Bruce Lee’s “The Way of The Intercepting Fist” martial arts is a formless combat system, making it an excellent foundation for personal physical tradecraft.
It’s always been my opinion, however, that to fully grasp its concepts, philosophies and fighting methods, one already must possess advanced skills.
Recall that most of Lee’s original students were experienced in Karate, Taekwondo, boxing and Kenpo.
To intercept an opponent’s movements, thoughts and emotions as taught in JKD is a high-level concept. It requires great control of your body and an ability to read movements with the intent to deceive.
You must be able to empty your mind and become formless.
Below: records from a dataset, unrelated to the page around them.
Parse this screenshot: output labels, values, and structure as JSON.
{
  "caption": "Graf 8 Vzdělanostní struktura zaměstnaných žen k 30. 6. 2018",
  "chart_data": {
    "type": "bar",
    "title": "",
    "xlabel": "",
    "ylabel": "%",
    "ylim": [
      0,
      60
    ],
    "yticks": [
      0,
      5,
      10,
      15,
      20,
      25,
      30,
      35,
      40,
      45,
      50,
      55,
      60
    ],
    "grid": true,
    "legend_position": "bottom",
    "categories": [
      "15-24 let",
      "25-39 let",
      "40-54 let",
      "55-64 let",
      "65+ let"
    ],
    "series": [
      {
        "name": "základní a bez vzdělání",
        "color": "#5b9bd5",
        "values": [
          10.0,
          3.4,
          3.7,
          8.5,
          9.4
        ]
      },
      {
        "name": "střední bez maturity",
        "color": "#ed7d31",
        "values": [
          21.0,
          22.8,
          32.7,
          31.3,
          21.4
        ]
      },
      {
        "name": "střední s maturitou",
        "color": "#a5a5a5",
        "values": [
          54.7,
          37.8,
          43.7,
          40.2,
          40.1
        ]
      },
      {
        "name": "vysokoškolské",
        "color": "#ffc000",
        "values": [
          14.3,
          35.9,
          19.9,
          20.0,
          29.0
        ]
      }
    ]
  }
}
There is precious little time to think.
A skilled Jeet Kune Do practitioner is a master strategist who always seeks out the opponent’s weaknesses while avoiding his strengths.
Absorb what is useful, reject what is useless and add what is specifically your own – yet being formless.
The JKD man actively seeks experience because only by experiencing can he arrive at any sort of self-knowledge, self-understanding, or self- realization.
It is good to seek techniques and training methods, but if you stop here then you become just a collector creating a mosaic of techniques and methods that do not function or fit together in a fighting structure.
Freedom should not to be bound by any method, style or philosophy that limits our personal growth outside of that entity. That is the essence of Jeet Kune Do.
Knowledge of itself has no understanding. Understanding comes from individual experience.